DiscoveryBioMed awarded Dual SBIR awards for PKD drug discovery and validation

Concomitant with this news, DBM, Inc. was also approved to proceed with the Phase 2 portion of a Fast Track SBIR-funded program funded by the NIH to develop a new chemical series into a new chemical entity (NCE) and future drug to fight the initial phases of ADPKD.

New future drugs from these dual programs may also have utility in attenuating secretory diarrhea and renal, urologic and other forms of cancer and fibrosis, respectively.
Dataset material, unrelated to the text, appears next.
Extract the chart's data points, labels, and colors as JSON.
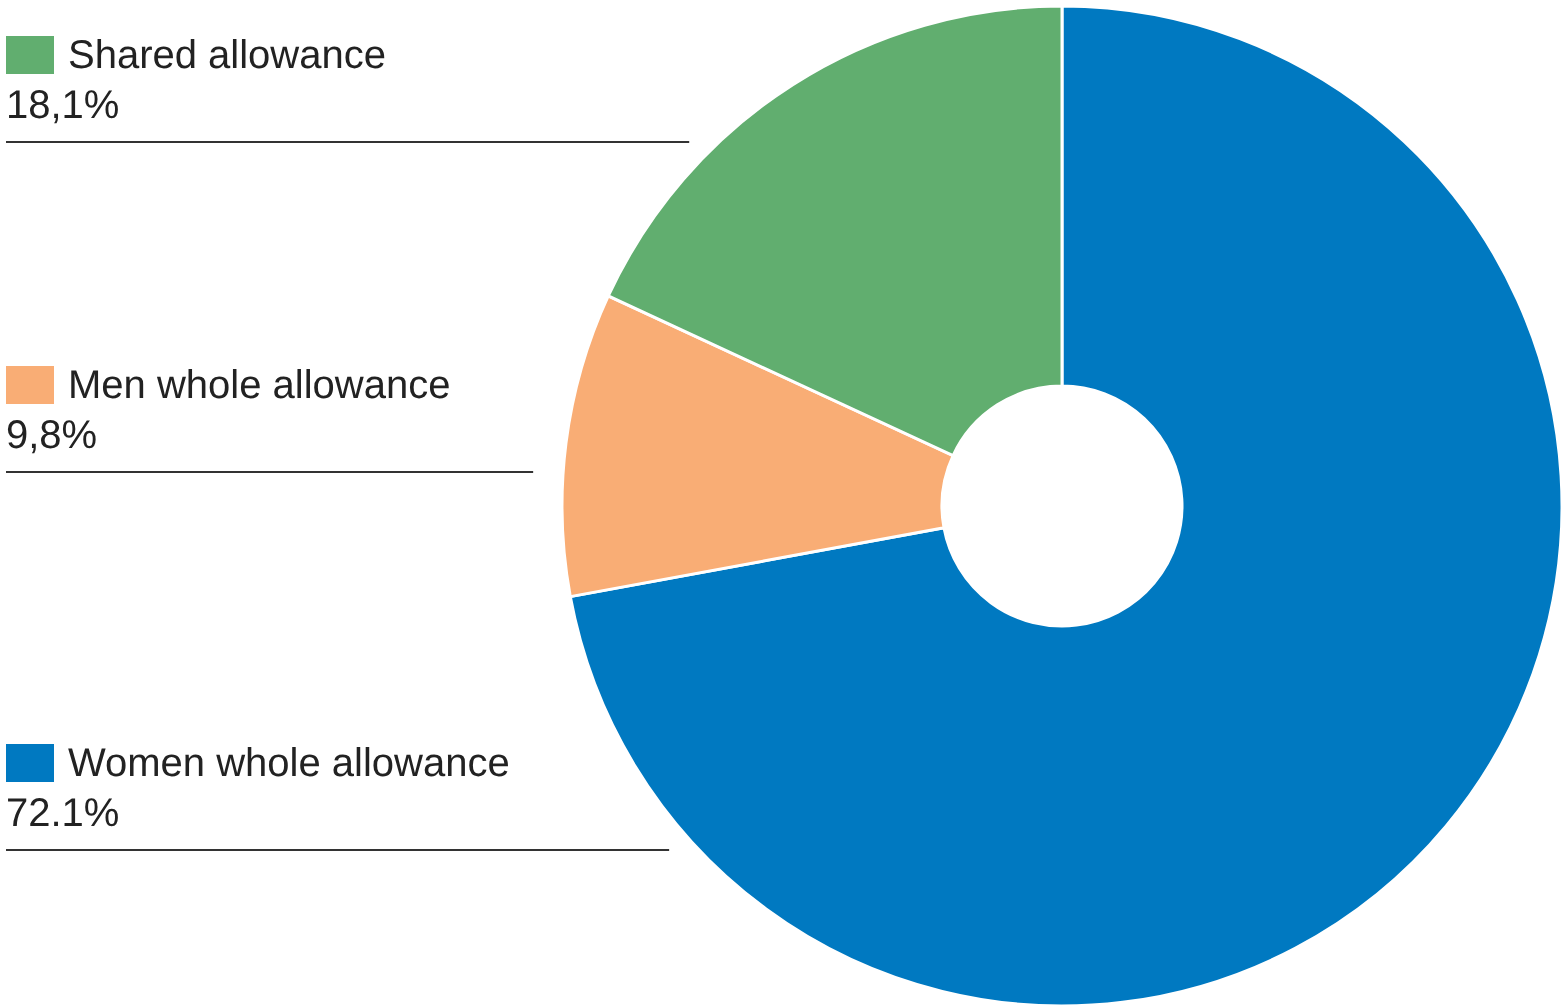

The Phase 2 portion of the Fast Track SBIR award also continues to fund a collaboration with the Baltimore PKD Center who is conducting and will continue to conduct proof-of-concept studies in vivo in multiple and different genetic mouse models of ADPKD. Dr. Terry Watnick, M.D. is a Professor of Medicine and the Director of the Baltimore PKD Center based at the University of Maryland School of Medicine in Baltimore, MD.

She is a dual PI on the SBIR award and is directing these studies along with Dr. David Huso, DVM, Ph.D. at Johns Hopkins who is Director of Mouse Models and Biobank Core C of the Baltimore PKD Center.

Both SBIR awards were granted by the NIH’s National Institute of Diabetes, Digestive and Kidney Diseases (NIDDK). "DBM is very grateful for the continued support from the NIDDK. Without their grant support and without a vigorous commitment to funding applied and translational research, our efforts would stall and not have acceleration. We are truly humbled by the NIDDK’s funding and guidance," Dr. Schwiebert pointed out.

The new Phase 1 SBIR award also has Dr. Deborah Mai as a dual PI leading the biological assay efforts and Dr. John Streiff continuing to collaborate with chemistry expertise.

While the new Phase 1-driven work is in its early stages, DBM’s lead anti-proliferative drug class being developed and advanced in Fast Track SBIR-funded efforts is selectively anti-proliferative against human hyperproliferative cells in vitro.

Not only is the drug cytostatic at nanomolar concentrations and cytotoxic at micromolar concentrations to hyperproliferative ADPKD cystic epithelial cells and supporting fibroblasts, but this drug class also has the same therapeutic effects on all 60 human cancer cell lines tested in the NCI-60 panel (work performed by the NCI DTP).

The drug is also potent and effective in multiple human cancer cell lines derived from different tissues resistant to first-line existing chemotherapeutic drugs. Importantly, the lead drug class is without effect on normal cells derived from a variety of human tissues or on diseased cells that are not hyperproliferative. Most critically, Phase 1 work initiated in vivo proof-of-concept studies in a rapid-onset mouse model of ADPKD with our collaborators in Baltimore.

"The lead drug is safe and well-tolerated in wild-type, heterozygous and homozygous mice at the maximum tolerated dose. Proof of concept efficacy studies are in progress with lead analogs within this chemical class," per data reported by the Baltimore PKD Center.

"Continued studies with this dose and additional doses of the drug are in progress." An additional slower-onset PKD mouse model is being chosen for follow-on studies. "Not only is this initial in vivo work very encouraging, but we also have defined closely a specific mechanism of action assessment that we are solidifying further," explained DBM principals.

Future steps in the program include understanding if the drugs can prolong survival of ADPKD mice, medicinal chemistry optimization for the best in vivo route of administration of the drug, re-testing analogs for potency and efficacy in vitro on human hyperproliferative primary cultures, and deeper in vivo proof-of-concept and preclinical testing of the lead drug. This work scripts full IND-enabling studies that would lead to GMP and GLP production and testing and, ultimately, clinical studies.